Meine Kritik am Evaluations-Modell von Kirpatrick

Mit vielen anderen kritischen Geistern bemängle ich beim Vier-Ebenen-Modell nicht allein die Schwierigkeit der ROI-Messung. Problematischer finde ich die unterstellte Annahme, die vier Ebenen würden kausal aufeinander aufbauen. Und die jeweils untere Ebene habe einen Einfluss auf die nächsthöhere. Diese „Ursache-Wirkungs-Zusammenhänge“ sind mir nicht ersichtlich.

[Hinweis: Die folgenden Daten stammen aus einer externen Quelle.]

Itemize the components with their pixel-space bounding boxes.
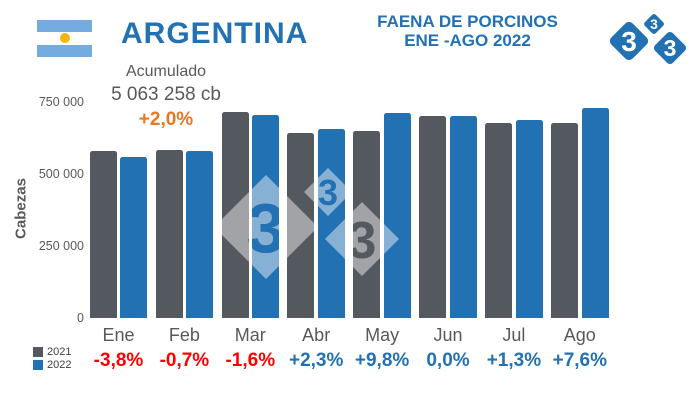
pct-change-ago: +7,6% [552, 350, 607, 371]
report-title: FAENA DE PORCINOS ENE -AGO 2022 [340, 12, 595, 50]
legend-item-2022: 2022 [33, 359, 71, 371]
logo-digit: 3 [621, 26, 637, 57]
y-axis-tick: 500 000 [38, 167, 84, 181]
pct-change-abr: +2,3% [288, 350, 344, 371]
bar-2021-may [353, 131, 381, 318]
flag-stripe-top [37, 20, 92, 33]
x-axis-label-mar: Mar [234, 325, 266, 345]
bar-2022-abr [317, 128, 345, 318]
bar-2022-ago [581, 108, 609, 318]
x-axis-label-ago: Ago [563, 325, 596, 345]
legend-label-2022: 2022 [47, 359, 72, 371]
bar-2021-mar [221, 112, 249, 318]
sun-of-may-icon [59, 33, 70, 44]
x-axis-label-may: May [365, 325, 400, 345]
pig333-logo-icon: 3 3 3 [609, 14, 687, 65]
accumulated-value: 5 063 258 cb [111, 84, 221, 105]
bar-2022-ene [120, 157, 148, 318]
y-axis-tick: 0 [77, 311, 84, 325]
bar-2021-ene [89, 150, 117, 318]
country-title: ARGENTINA [121, 17, 309, 50]
chart-legend: 2021 2022 [33, 346, 71, 372]
logo-diamond-large [609, 21, 649, 61]
x-axis-label-ene: Ene [102, 325, 135, 345]
logo-digit: 3 [664, 35, 677, 61]
bar-2021-jul [485, 123, 513, 318]
y-axis-tick: 750 000 [38, 95, 84, 109]
x-axis-label-abr: Abr [302, 325, 331, 345]
bar-2022-mar [252, 115, 280, 318]
argentina-flag-icon [37, 20, 92, 57]
bar-2021-abr [287, 133, 315, 318]
y-axis-label: Cabezas [12, 178, 30, 239]
pct-change-feb: -0,7% [159, 350, 210, 371]
bar-2022-may [383, 112, 411, 318]
x-axis-label-feb: Feb [168, 325, 200, 345]
bar-2022-feb [186, 151, 214, 318]
pct-change-jun: 0,0% [426, 350, 470, 371]
pct-change-may: +9,8% [354, 350, 410, 371]
legend-swatch-2022 [33, 360, 43, 370]
bar-2022-jun [449, 116, 477, 318]
logo-diamond-small [644, 14, 664, 34]
legend-swatch-2021 [33, 347, 43, 357]
report-title-line1: FAENA DE PORCINOS [377, 12, 558, 31]
logo-diamond-medium [653, 31, 687, 65]
accumulated-label: Acumulado [125, 63, 207, 80]
pct-change-jul: +1,3% [486, 350, 542, 371]
bar-2022-jul [515, 120, 543, 318]
flag-stripe-middle [37, 32, 92, 45]
report-title-line2: ENE -AGO 2022 [404, 31, 531, 50]
pct-change-mar: -1,6% [225, 350, 276, 371]
bar-2021-jun [419, 116, 447, 318]
x-axis-label-jul: Jul [502, 325, 526, 345]
bar-2021-ago [551, 123, 579, 318]
y-axis-tick: 250 000 [38, 239, 84, 253]
flag-stripe-bottom [37, 44, 92, 57]
x-axis-label-jun: Jun [433, 325, 463, 345]
accumulated-summary: Acumulado 5 063 258 cb +2,0% [99, 63, 233, 131]
legend-item-2021: 2021 [33, 346, 71, 358]
accumulated-change: +2,0% [138, 109, 194, 130]
bar-2021-feb [155, 150, 183, 318]
logo-digit: 3 [650, 16, 658, 32]
legend-label-2021: 2021 [47, 346, 72, 358]
pct-change-ene: -3,8% [93, 350, 144, 371]
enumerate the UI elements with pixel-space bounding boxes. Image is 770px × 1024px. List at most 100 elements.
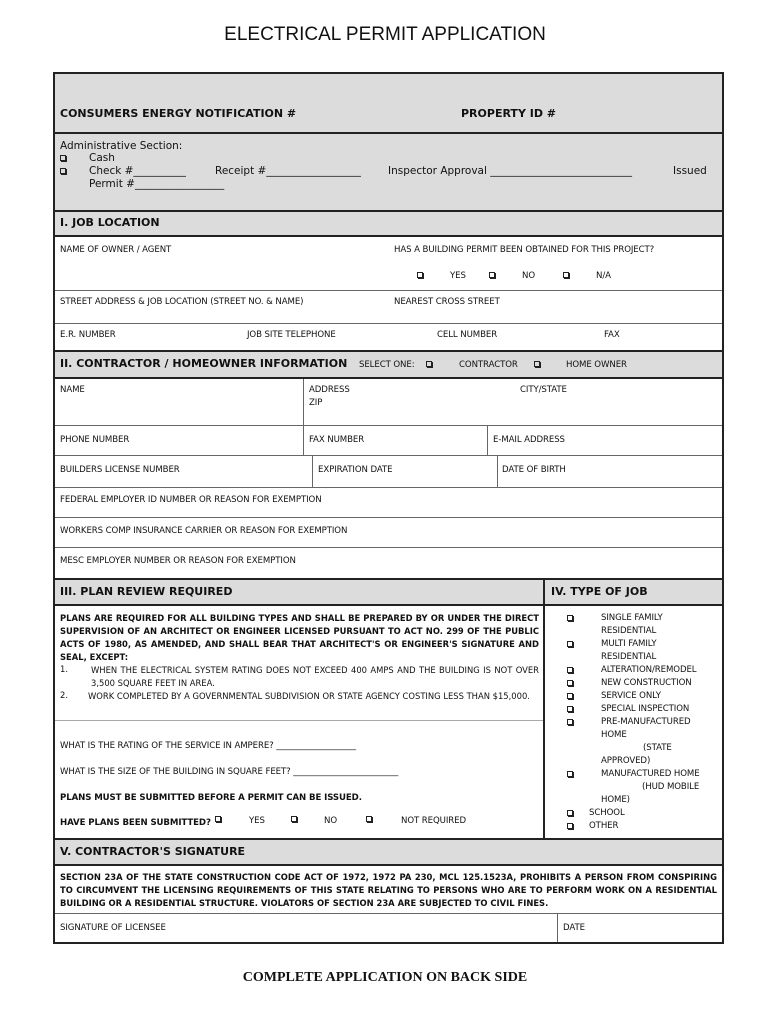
street-address-field[interactable]: STREET ADDRESS & JOB LOCATION (STREET NO…	[60, 297, 304, 307]
job-type-label: PRE-MANUFACTURED	[601, 717, 691, 727]
job-type-label: OTHER	[589, 821, 619, 831]
job-type-label: (STATE	[643, 743, 672, 753]
job-type-label: SCHOOL	[589, 808, 625, 818]
address-field[interactable]: ADDRESS	[309, 385, 350, 395]
cash-checkbox[interactable]	[60, 155, 66, 161]
builders-license-field[interactable]: BUILDERS LICENSE NUMBER	[60, 465, 180, 475]
plans-no-checkbox[interactable]	[291, 816, 297, 822]
admin-label: Administrative Section:	[60, 140, 183, 152]
plan-review-title: III. PLAN REVIEW REQUIRED	[60, 585, 233, 598]
contractor-title: II. CONTRACTOR / HOMEOWNER INFORMATION	[60, 357, 348, 370]
signature-body	[53, 864, 724, 944]
cross-street-field[interactable]: NEAREST CROSS STREET	[394, 297, 500, 307]
email-field[interactable]: E-MAIL ADDRESS	[493, 435, 565, 445]
er-number-field[interactable]: E.R. NUMBER	[60, 330, 116, 340]
receipt-field[interactable]: Receipt #__________________	[215, 165, 361, 177]
expiration-date-field[interactable]: EXPIRATION DATE	[318, 465, 393, 475]
job-type-label: RESIDENTIAL	[601, 652, 657, 662]
check-checkbox[interactable]	[60, 168, 66, 174]
job-type-checkbox[interactable]	[567, 680, 573, 686]
exception-2: WORK COMPLETED BY A GOVERNMENTAL SUBDIVI…	[88, 691, 530, 701]
signature-date-field[interactable]: DATE	[563, 923, 585, 933]
phone-number-field[interactable]: PHONE NUMBER	[60, 435, 130, 445]
job-type-label: MULTI FAMILY	[601, 639, 657, 649]
contractor-checkbox[interactable]	[426, 361, 432, 367]
permit-yes-checkbox[interactable]	[417, 272, 423, 278]
zip-field[interactable]: ZIP	[309, 398, 323, 408]
permit-yes-label: YES	[450, 271, 466, 281]
date-of-birth-field[interactable]: DATE OF BIRTH	[502, 465, 566, 475]
job-type-label: ALTERATION/REMODEL	[601, 665, 697, 675]
home-owner-checkbox[interactable]	[534, 361, 540, 367]
job-type-checkbox[interactable]	[567, 641, 573, 647]
owner-agent-field[interactable]: NAME OF OWNER / AGENT	[60, 245, 172, 255]
plans-yes-label: YES	[249, 816, 265, 826]
mesc-employer-field[interactable]: MESC EMPLOYER NUMBER OR REASON FOR EXEMP…	[60, 556, 296, 566]
plans-not-required-label: NOT REQUIRED	[401, 816, 466, 826]
licensee-signature-field[interactable]: SIGNATURE OF LICENSEE	[60, 923, 166, 933]
exception-2-number: 2.	[60, 690, 68, 700]
job-type-label: SPECIAL INSPECTION	[601, 704, 690, 714]
inspector-approval-field[interactable]: Inspector Approval _____________________…	[388, 165, 632, 177]
job-type-label: SERVICE ONLY	[601, 691, 661, 701]
permit-field[interactable]: Permit #_________________	[89, 178, 225, 190]
plans-no-label: NO	[324, 816, 337, 826]
exception-1: WHEN THE ELECTRICAL SYSTEM RATING DOES N…	[91, 665, 539, 688]
check-field[interactable]: Check #__________	[89, 165, 186, 177]
signature-title: V. CONTRACTOR'S SIGNATURE	[60, 845, 246, 858]
job-type-label: HOME)	[601, 795, 630, 805]
workers-comp-field[interactable]: WORKERS COMP INSURANCE CARRIER OR REASON…	[60, 526, 348, 536]
fax-number-field[interactable]: FAX NUMBER	[309, 435, 365, 445]
property-id-label: PROPERTY ID #	[461, 107, 557, 120]
cell-number-field[interactable]: CELL NUMBER	[437, 330, 498, 340]
job-type-checkbox[interactable]	[567, 771, 573, 777]
job-site-telephone-field[interactable]: JOB SITE TELEPHONE	[247, 330, 336, 340]
building-permit-question: HAS A BUILDING PERMIT BEEN OBTAINED FOR …	[394, 245, 655, 255]
home-owner-label: HOME OWNER	[566, 360, 627, 370]
permit-no-label: NO	[522, 271, 535, 281]
contractor-body	[53, 377, 724, 580]
job-type-label: RESIDENTIAL	[601, 626, 657, 636]
issued-label: Issued	[673, 165, 707, 177]
city-state-field[interactable]: CITY/STATE	[520, 385, 567, 395]
plans-submitted-question: HAVE PLANS BEEN SUBMITTED?	[60, 818, 211, 828]
plan-intro: PLANS ARE REQUIRED FOR ALL BUILDING TYPE…	[60, 613, 539, 662]
select-one-label: SELECT ONE:	[359, 360, 415, 370]
permit-na-label: N/A	[596, 271, 611, 281]
exception-1-number: 1.	[60, 664, 68, 674]
consumers-energy-label: CONSUMERS ENERGY NOTIFICATION #	[60, 107, 297, 120]
job-type-checkbox[interactable]	[567, 667, 573, 673]
admin-section	[53, 132, 724, 212]
cash-label: Cash	[89, 152, 115, 164]
job-type-checkbox[interactable]	[567, 615, 573, 621]
job-type-label: APPROVED)	[601, 756, 651, 766]
job-type-checkbox[interactable]	[567, 810, 573, 816]
job-type-label: HOME	[601, 730, 627, 740]
service-rating-field[interactable]: WHAT IS THE RATING OF THE SERVICE IN AMP…	[60, 741, 356, 751]
building-size-field[interactable]: WHAT IS THE SIZE OF THE BUILDING IN SQUA…	[60, 767, 399, 777]
federal-employer-id-field[interactable]: FEDERAL EMPLOYER ID NUMBER OR REASON FOR…	[60, 495, 322, 505]
section-23a-notice: SECTION 23A OF THE STATE CONSTRUCTION CO…	[60, 872, 717, 908]
name-field[interactable]: NAME	[60, 385, 85, 395]
type-of-job-title: IV. TYPE OF JOB	[551, 585, 648, 598]
contractor-label: CONTRACTOR	[459, 360, 518, 370]
job-type-checkbox[interactable]	[567, 719, 573, 725]
page-title: ELECTRICAL PERMIT APPLICATION	[224, 24, 546, 45]
footer-note: COMPLETE APPLICATION ON BACK SIDE	[242, 970, 528, 985]
permit-no-checkbox[interactable]	[489, 272, 495, 278]
job-type-label: SINGLE FAMILY	[601, 613, 663, 623]
plans-yes-checkbox[interactable]	[215, 816, 221, 822]
job-type-label: NEW CONSTRUCTION	[601, 678, 692, 688]
job-type-label: (HUD MOBILE	[642, 782, 700, 792]
job-type-checkbox[interactable]	[567, 706, 573, 712]
permit-na-checkbox[interactable]	[563, 272, 569, 278]
job-location-title: I. JOB LOCATION	[60, 216, 160, 229]
top-section	[53, 72, 724, 134]
job-location-header	[53, 210, 724, 237]
plans-not-required-checkbox[interactable]	[366, 816, 372, 822]
job-type-checkbox[interactable]	[567, 823, 573, 829]
fax-field[interactable]: FAX	[604, 330, 620, 340]
job-type-checkbox[interactable]	[567, 693, 573, 699]
plans-must-notice: PLANS MUST BE SUBMITTED BEFORE A PERMIT …	[60, 793, 362, 803]
job-type-label: MANUFACTURED HOME	[601, 769, 700, 779]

Inzwischen gibt es mehrere Studien, die eindeutig aufzeigen (z.B. Stefan Rädiker in seiner Dissertation über die Evaluation von Weiterbildungsprozessen): Teilnehmerzufriedenheit und Lernerfolg stehen in keinem direkten kausalen Zusammenhang. Wenn Teilnehmende zufrieden aus dem Training an ihren Arbeitsplatz zurückkehren, müssen sie nicht unbedingt etwas an ihrem Verhalten geändert haben. Vielleicht gefiel ihnen einfach die Atmosphäre in der Gruppe oder sie erhielten wertvolle Inspirationen durch den anregenden Vortragsstil des Dozenten.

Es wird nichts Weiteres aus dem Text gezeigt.